CHARLESTON, W.Va. -- State tax collections for June fell about 6 1/2 percent below estimates -- in part because taxpayers claimed $29 million in tax credits for alternative-fuel vehicles, according to Deputy Revenue Secretary Mark Muchow.

Legislators passed a Tomblin administration bill in April limiting such tax credits only to vehicles fueled by natural gas or liquid propane. The legislation took effect April 15. The law had allowed a credit equal to 35 percent of the purchase price of the vehicle, up to $7,500 for passenger vehicles.

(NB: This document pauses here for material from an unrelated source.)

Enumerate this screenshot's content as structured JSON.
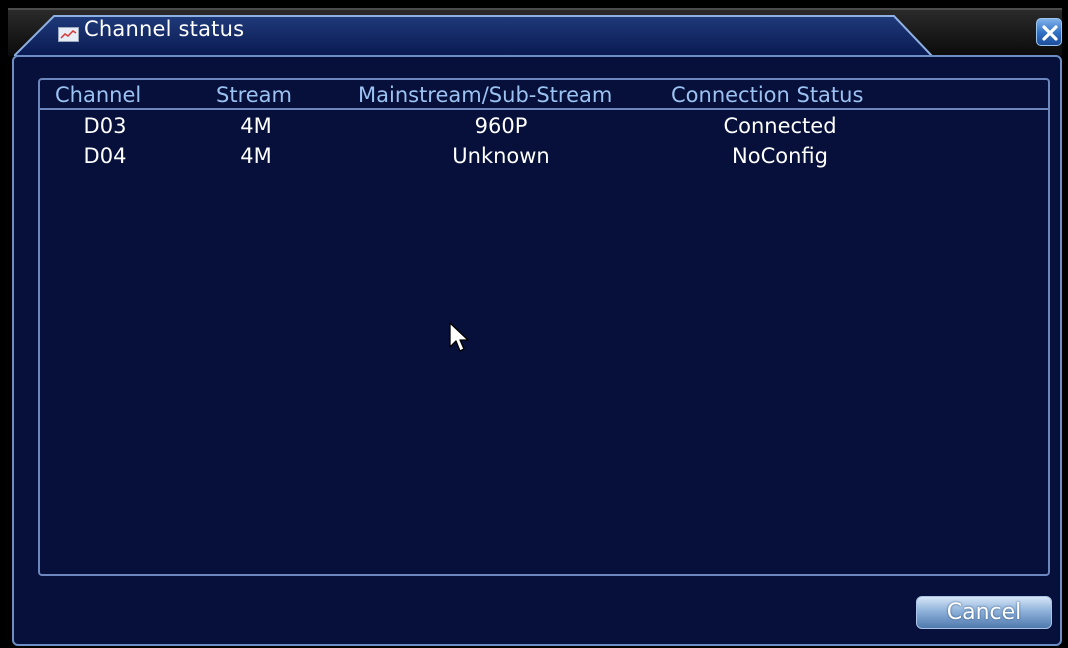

"The Legislature has fixed the problem prospectively," Muchow said of the law eliminating the tax credit for electric or hybrid vehicles. Vehicles powered by natural gas accounted for about 0.01 percent of the tax credits in June, he said.

Media coverage of the pending elimination of the tax break apparently set off a flurry of purchases of hybrid vehicles.

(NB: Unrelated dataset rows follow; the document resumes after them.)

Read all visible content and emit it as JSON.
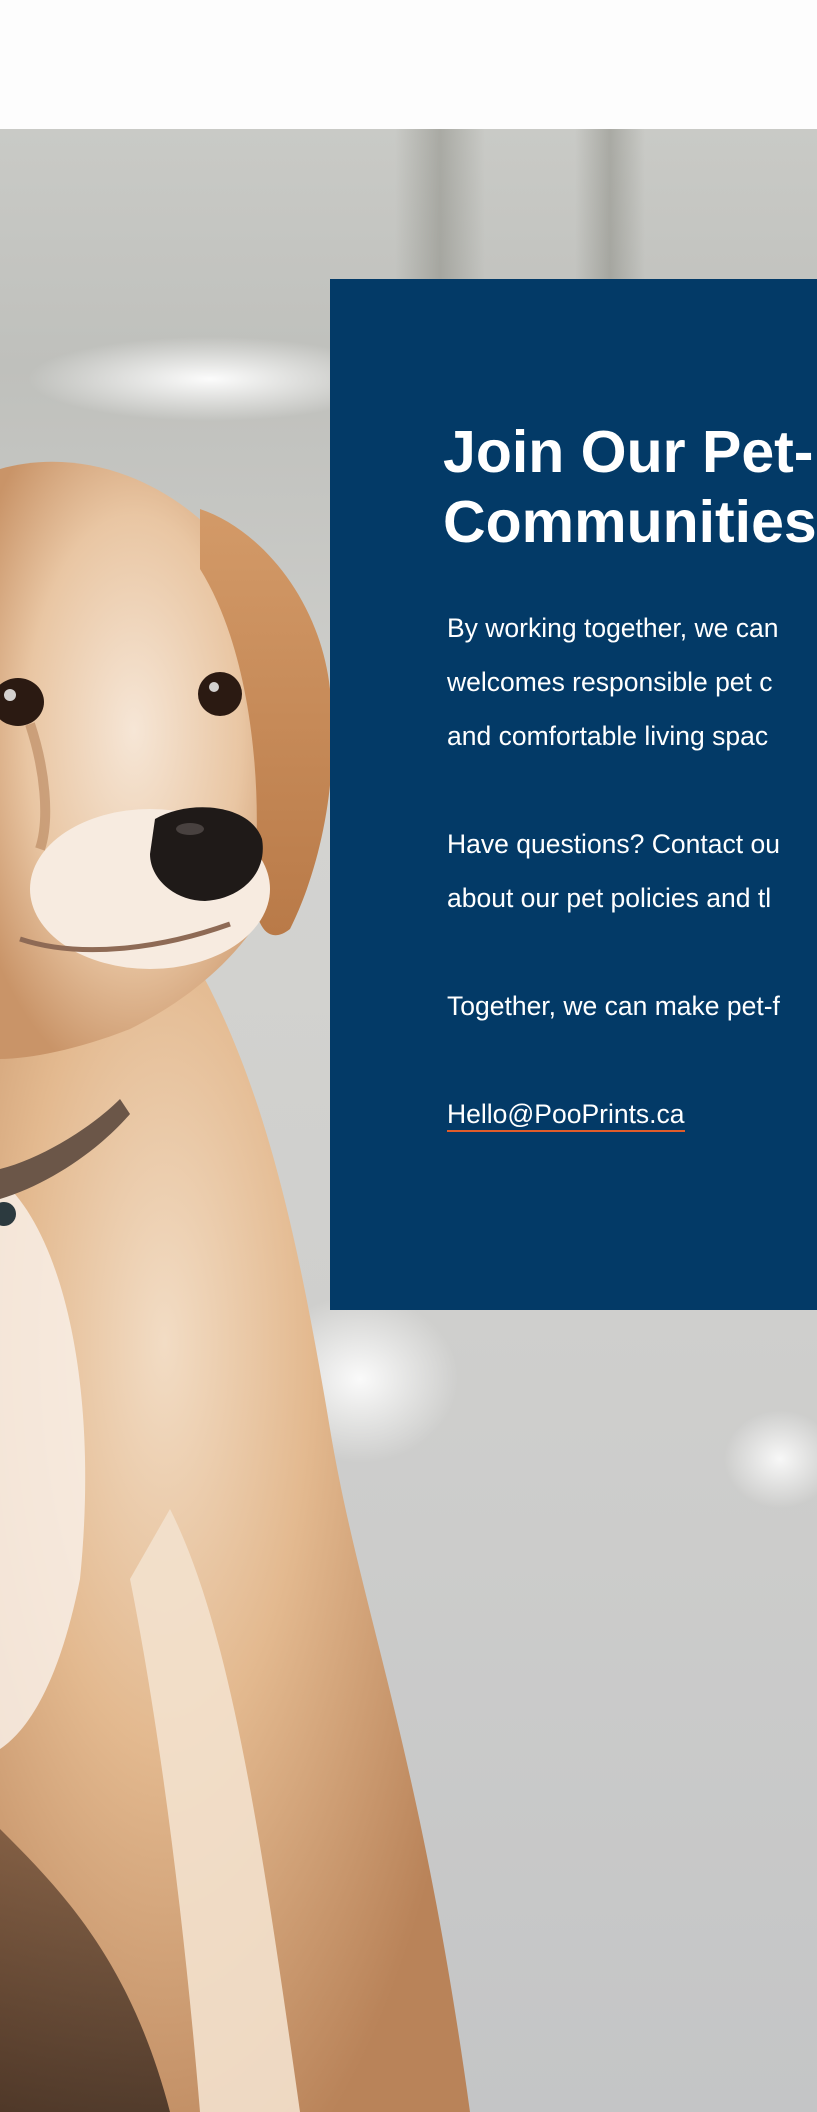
{
  "contact_panel": {
    "title_lines": [
      "Join Our Pet-",
      "Communities"
    ],
    "paragraph_1_lines": [
      "By working together, we can",
      "welcomes responsible pet c",
      "and comfortable living spac"
    ],
    "paragraph_2_lines": [
      "Have questions? Contact ou",
      "about our pet policies and tl"
    ],
    "paragraph_3": "Together, we can make pet-f",
    "email": "Hello@PooPrints.ca",
    "background_color": "#033a67",
    "link_underline_color": "#e05c2a"
  },
  "hero_image": {
    "icon": "dog-photo"
  }
}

Overall, tax collections for June came in at $341.9 million -- $24.4 million below estimates for the month.

Besides the alternative-fuel vehicle tax write-offs, the other major drop-off in tax collections was in severance taxes, Muchow said. Severance tax collections for the month were $26.3 million, $14.2 million below estimates, and nearly 22 percent below June 2012 collections.

The downturn in coal production continues to be the major factor, although Muchow said there are signs that the market is leveling off. Natural gas prices are also beginning to increase, which should improve severance tax collections, he said.

Sales tax collections for the month were $12.1 million over estimates, at $96.7 million.

Part of that increase was technical, in that a transfer of a portion of sales tax collections to the Division of Highways that normally occurs in June had been pushed up for the 2012-13 budget year.

However, Muchow noted, "There has been a little bit of an uptick in sales activity in the past two months."

Sales tax collections had been running ahead of estimates for the first six months of the budget year, until a federal payroll tax cut expired on Jan. 1 -- effectively causing a 2 percent pay cut for all working West Virginians, he said.

"Two percent less in your pay will have that impact," Muchow said of the downturn in consumer sales.

Total tax collections for the 2012-13 budget year, which ended Sunday, came in at $4.059 billion, about $90.6 million below estimates.

Spending cuts, along with the spend-down of a $45 million "income tax reserve fund," kept the 2012-13 budget balanced, Muchow said.

Personal income taxes, the largest single tax source, came in $21 million below estimates for the budget year, at $1.7 billion.

"If it weren't for the alternative-fuel credit, we would have been ahead of estimates for personal income taxes," Muchow said.

Sales tax collections for the year came in at $1.193 billion, about $3.7 million below estimate.

Road Fund collections of $688.3 million were $9.8 million ahead of estimates, and 3.4 percent ahead of the 2011-12 budget year, Muchow said, as revenues from gas taxes rose 5.6 percent.